Solid lipid nano spinosad is during for the preparation of suspending agent, and it forms and also comprise the surfactant that accounts for weight of formulation 1%-10%, the auxiliary agent of 1%-5%, the carrier of 1%-80% except active ingredient; Described surfactant is one or more in the phosphate, fatty alcohol-polyoxyethylene ether, lignosulfonates, naphthalenesulfonate formaldehyde condensation compound of JFC, 603#, 600#, alkylphenol polyoxyethylene, alkylphenol polyoxyethylene; Described auxiliary agent comprises antifreeze ethylene glycol, thickener xanthans, defoamer silicone; Described carrier is water.
Solid lipid nano spinosad is during for the preparation of wetting powder, and it forms and also include the surfactant that accounts for weight of formulation 1%-10%, the carrier of 1%-80% except active ingredient; Described surfactant comprises lignosulfonates, lauryl sodium sulfate, fatty acid sulphate, aliphatic alcohol polyethenoxy, nekal, Ben-zylphenol Polyoxyethyl Ether, alkylphenol polyoxyethylene, pull open one or more in powder, and described carrier comprises a kind of in kaolin, precipitated calcium carbonate, clay, white carbon.
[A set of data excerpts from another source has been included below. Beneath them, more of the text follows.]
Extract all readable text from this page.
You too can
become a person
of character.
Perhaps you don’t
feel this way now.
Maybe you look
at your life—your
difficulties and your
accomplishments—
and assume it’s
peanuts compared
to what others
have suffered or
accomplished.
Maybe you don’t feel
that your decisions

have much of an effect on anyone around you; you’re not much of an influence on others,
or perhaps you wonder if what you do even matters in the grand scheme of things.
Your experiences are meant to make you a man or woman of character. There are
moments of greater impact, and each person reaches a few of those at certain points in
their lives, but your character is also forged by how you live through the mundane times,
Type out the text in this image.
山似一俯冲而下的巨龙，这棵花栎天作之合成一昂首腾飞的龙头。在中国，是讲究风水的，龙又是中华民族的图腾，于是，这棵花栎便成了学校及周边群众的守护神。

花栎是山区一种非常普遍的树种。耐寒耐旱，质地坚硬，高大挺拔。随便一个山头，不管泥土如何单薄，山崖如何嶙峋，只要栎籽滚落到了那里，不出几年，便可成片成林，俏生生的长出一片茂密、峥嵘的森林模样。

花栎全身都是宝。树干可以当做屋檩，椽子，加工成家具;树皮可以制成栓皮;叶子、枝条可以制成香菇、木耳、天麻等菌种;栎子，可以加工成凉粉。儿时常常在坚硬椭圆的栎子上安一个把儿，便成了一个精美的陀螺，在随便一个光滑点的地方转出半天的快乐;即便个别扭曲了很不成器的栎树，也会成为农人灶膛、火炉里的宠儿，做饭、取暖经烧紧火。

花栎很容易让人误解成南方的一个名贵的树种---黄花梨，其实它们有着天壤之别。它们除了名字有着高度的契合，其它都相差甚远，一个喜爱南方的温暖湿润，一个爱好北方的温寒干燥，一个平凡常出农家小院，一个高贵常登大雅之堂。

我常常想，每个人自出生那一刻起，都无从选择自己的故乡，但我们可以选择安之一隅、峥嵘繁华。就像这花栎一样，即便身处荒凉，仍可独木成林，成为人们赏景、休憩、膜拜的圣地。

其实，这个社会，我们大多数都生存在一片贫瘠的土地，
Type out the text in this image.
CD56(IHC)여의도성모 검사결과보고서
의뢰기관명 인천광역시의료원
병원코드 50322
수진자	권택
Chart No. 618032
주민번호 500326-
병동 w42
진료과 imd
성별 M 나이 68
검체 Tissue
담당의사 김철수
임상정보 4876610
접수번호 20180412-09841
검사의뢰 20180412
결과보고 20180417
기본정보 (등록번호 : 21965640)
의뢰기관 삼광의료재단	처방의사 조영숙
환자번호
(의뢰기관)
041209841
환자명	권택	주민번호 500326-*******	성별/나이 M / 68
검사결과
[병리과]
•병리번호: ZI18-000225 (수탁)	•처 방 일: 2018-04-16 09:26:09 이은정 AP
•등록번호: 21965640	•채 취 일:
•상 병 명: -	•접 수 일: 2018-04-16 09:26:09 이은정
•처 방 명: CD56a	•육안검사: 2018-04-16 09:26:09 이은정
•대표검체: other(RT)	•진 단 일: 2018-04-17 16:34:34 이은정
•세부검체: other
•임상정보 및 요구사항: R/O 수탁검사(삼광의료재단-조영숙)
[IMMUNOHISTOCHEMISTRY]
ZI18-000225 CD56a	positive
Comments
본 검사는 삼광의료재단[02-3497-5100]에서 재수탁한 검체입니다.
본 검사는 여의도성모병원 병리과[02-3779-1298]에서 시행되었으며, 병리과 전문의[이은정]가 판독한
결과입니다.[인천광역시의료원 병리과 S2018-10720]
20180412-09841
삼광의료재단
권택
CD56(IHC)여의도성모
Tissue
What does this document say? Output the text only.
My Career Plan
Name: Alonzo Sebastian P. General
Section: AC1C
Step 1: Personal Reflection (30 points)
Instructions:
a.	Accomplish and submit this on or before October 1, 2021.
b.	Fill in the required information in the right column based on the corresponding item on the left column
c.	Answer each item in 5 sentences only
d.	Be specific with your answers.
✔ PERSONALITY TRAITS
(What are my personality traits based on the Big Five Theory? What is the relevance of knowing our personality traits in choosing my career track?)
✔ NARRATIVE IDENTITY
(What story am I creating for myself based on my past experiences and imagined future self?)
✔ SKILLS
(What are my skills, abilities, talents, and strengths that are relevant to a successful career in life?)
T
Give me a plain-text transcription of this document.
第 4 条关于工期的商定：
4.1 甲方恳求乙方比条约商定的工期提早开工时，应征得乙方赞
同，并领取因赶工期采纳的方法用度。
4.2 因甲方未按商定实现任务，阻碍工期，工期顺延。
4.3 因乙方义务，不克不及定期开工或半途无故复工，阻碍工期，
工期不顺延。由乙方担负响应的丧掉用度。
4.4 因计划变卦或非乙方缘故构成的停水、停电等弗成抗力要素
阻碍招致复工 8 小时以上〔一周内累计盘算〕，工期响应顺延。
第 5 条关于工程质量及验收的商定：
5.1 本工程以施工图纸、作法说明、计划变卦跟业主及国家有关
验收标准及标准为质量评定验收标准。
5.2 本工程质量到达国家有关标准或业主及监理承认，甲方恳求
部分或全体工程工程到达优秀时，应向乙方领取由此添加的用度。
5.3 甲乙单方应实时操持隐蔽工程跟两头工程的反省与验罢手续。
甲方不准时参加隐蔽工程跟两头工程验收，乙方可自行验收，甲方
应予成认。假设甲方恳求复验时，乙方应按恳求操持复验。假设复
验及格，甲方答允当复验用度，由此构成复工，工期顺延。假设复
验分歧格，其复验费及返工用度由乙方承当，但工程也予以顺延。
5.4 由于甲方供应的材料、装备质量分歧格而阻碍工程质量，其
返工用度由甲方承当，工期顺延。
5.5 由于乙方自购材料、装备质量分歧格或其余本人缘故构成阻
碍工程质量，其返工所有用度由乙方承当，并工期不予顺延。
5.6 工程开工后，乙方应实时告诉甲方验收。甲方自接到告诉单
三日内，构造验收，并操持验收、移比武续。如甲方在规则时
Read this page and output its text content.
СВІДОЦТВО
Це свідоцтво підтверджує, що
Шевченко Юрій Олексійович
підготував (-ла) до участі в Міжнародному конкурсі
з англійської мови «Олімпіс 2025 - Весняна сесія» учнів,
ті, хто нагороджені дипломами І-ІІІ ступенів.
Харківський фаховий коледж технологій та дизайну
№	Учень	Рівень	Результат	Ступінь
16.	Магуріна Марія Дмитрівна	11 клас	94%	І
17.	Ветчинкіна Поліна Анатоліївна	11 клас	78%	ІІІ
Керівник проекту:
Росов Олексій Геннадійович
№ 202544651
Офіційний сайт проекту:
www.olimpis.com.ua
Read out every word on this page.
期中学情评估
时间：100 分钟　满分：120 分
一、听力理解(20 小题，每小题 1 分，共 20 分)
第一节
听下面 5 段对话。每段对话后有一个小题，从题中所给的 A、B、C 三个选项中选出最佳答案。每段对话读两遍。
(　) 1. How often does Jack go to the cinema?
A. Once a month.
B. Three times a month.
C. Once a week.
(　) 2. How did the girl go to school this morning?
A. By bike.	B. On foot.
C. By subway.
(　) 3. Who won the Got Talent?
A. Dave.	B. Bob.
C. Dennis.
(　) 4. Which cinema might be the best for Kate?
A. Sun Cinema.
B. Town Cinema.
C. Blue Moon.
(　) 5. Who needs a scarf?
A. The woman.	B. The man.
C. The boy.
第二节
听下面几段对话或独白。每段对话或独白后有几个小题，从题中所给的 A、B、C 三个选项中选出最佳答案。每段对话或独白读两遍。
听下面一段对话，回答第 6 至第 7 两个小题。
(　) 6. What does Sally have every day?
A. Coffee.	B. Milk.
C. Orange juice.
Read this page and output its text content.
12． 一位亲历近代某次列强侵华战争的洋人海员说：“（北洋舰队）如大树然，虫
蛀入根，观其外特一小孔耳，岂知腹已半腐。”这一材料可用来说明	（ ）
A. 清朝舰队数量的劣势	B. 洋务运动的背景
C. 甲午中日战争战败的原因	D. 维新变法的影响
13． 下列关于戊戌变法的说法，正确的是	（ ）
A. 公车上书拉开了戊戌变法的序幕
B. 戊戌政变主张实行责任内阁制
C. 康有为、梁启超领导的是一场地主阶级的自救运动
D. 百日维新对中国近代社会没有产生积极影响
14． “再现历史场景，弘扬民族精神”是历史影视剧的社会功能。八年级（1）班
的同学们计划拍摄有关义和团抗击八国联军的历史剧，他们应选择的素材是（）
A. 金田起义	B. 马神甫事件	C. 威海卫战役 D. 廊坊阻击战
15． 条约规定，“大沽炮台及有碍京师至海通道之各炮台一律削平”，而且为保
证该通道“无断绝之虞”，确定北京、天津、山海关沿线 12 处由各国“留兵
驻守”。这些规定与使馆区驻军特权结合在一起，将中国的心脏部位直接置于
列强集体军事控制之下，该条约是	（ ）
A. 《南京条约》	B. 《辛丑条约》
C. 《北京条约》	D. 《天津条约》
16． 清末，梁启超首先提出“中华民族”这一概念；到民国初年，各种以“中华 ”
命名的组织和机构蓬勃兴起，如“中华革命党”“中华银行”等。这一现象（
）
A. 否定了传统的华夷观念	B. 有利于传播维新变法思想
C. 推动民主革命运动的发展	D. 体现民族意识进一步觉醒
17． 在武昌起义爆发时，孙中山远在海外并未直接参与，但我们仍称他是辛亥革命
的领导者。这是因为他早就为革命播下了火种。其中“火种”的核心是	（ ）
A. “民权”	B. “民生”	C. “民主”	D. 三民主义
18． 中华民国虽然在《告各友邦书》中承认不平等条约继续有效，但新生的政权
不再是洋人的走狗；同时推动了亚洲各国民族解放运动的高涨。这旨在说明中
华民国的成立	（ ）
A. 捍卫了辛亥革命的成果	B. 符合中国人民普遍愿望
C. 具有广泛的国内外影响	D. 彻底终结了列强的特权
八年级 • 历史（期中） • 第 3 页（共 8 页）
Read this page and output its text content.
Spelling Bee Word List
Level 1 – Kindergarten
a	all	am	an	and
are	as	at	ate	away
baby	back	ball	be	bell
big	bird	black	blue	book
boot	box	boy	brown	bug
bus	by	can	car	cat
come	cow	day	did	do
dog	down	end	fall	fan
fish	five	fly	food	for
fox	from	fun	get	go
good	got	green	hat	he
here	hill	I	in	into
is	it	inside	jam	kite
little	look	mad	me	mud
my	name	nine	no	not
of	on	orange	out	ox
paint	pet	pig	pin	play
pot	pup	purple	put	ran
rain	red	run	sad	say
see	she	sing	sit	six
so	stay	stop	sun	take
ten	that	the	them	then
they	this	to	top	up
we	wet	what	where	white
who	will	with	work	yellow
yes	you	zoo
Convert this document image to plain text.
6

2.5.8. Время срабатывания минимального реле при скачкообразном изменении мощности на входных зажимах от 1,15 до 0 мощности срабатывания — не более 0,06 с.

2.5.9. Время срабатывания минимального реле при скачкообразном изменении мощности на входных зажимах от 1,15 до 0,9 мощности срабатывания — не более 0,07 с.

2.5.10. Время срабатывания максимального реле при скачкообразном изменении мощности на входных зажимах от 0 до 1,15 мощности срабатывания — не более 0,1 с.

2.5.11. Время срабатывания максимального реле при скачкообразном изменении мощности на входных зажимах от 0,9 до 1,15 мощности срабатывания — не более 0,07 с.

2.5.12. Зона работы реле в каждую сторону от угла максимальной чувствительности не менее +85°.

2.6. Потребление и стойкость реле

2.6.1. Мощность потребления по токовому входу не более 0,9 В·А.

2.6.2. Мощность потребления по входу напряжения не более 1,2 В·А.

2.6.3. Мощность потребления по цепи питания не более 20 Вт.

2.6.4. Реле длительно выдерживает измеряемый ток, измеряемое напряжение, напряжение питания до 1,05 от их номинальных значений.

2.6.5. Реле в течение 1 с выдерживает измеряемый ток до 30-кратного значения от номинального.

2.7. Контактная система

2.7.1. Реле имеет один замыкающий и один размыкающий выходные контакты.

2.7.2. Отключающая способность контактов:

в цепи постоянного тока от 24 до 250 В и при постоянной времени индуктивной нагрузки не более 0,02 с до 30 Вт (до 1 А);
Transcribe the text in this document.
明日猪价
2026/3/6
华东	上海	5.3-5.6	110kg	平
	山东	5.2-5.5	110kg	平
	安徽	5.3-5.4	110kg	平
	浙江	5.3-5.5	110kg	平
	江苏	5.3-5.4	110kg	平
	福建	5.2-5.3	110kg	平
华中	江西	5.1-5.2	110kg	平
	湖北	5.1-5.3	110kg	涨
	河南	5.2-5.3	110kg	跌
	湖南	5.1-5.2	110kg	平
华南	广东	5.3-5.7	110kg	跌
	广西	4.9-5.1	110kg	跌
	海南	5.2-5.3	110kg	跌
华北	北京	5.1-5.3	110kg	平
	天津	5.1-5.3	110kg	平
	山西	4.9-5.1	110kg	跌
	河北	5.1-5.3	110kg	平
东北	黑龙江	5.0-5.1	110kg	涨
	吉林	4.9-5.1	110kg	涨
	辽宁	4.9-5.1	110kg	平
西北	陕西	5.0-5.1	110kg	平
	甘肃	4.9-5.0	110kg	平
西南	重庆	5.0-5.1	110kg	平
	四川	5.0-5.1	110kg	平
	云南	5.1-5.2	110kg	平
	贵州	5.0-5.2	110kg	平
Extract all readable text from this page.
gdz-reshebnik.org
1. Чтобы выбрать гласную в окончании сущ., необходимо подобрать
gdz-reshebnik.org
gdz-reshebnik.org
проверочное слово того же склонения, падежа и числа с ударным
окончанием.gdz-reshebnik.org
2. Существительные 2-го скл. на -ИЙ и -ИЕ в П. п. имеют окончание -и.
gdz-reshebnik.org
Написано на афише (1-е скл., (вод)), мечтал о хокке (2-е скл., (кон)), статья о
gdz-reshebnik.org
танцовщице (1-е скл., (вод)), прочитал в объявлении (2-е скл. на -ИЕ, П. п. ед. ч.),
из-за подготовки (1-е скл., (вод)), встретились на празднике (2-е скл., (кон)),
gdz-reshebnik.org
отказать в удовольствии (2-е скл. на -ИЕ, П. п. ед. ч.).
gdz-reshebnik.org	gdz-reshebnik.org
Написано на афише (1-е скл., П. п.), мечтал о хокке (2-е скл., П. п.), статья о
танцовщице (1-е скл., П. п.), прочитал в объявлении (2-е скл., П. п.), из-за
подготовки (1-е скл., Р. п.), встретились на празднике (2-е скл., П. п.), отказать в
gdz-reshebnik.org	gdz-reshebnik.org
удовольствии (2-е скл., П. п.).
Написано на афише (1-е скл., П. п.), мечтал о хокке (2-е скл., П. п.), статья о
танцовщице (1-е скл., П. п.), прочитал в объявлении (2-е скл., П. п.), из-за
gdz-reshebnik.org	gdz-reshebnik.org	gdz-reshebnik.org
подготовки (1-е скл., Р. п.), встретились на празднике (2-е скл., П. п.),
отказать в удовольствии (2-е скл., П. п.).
The inventor studies and finds that this lipid carrier is with biocompatible lipoid carrier matrix, have many advantages: the blade face compatibility is good, be conducive to absorption and the transportation of medicine, good targeting is arranged, can improve the chemical stability of medicine, improve compound property, be conducive to the ultraviolet light photodissociation, the prolong drug lasting period, significantly promote drug effect.Prepare the solid lipid nano granule of pleocidin with capric acid as carrier matrix, have stability high, toxicity is low, and technique is simple, and cost is relatively low, the advantage of energy large-scale production.Show by cold and hot storage stability test, ultraviolet light stability test and the test of pesticide effectiveness: good by the agriculture chemical compounding composition chemical stability of the inventive method preparation with solid lipid nano spinosad of the present invention, resolution ratio is low under UV-irradiation, and drug effect has significant lifting.
Applying solid lipid nanometer pleocidin of the present invention has been compared following advantage with the complex composition preparation of the former powder production of direct employing pleocidin:
(1) cold and hot storage stability significantly promotes, through the time stabilization time, storage life, shelf-life extend.
(2) stability of ultraviolet light significantly promoted, can reduce the ultraviolet light photodissociation in the medication process, keep better drug effect.
(3) lipid nanometer type pleocidin has better compatibility to plant leaf blade, is more conducive to targeting dilivery, improves absorption ratio.
(4) when the foliage-spray, the biochemical degradation metabolism under the blade top layer of lipid nanometer pleocidin slows down, and bin stability significantly promotes, and has extended the drug effect phase.
During (5) as Ji Shi or seed dressing, lipid nanometer pleocidin stability promotes, and the drug effect phase extends, and control efficiency significantly promotes.
(6) dosage reduces, and is conducive to delaying drug resistance and environmental protection.
Embodiment
In order to make purpose of the present invention, technical scheme and advantage clearer, below in conjunction with drawings and Examples, the present invention is further elaborated.Should be appreciated that specific embodiment described herein only in order to explain the present invention, is not intended to limit the present invention.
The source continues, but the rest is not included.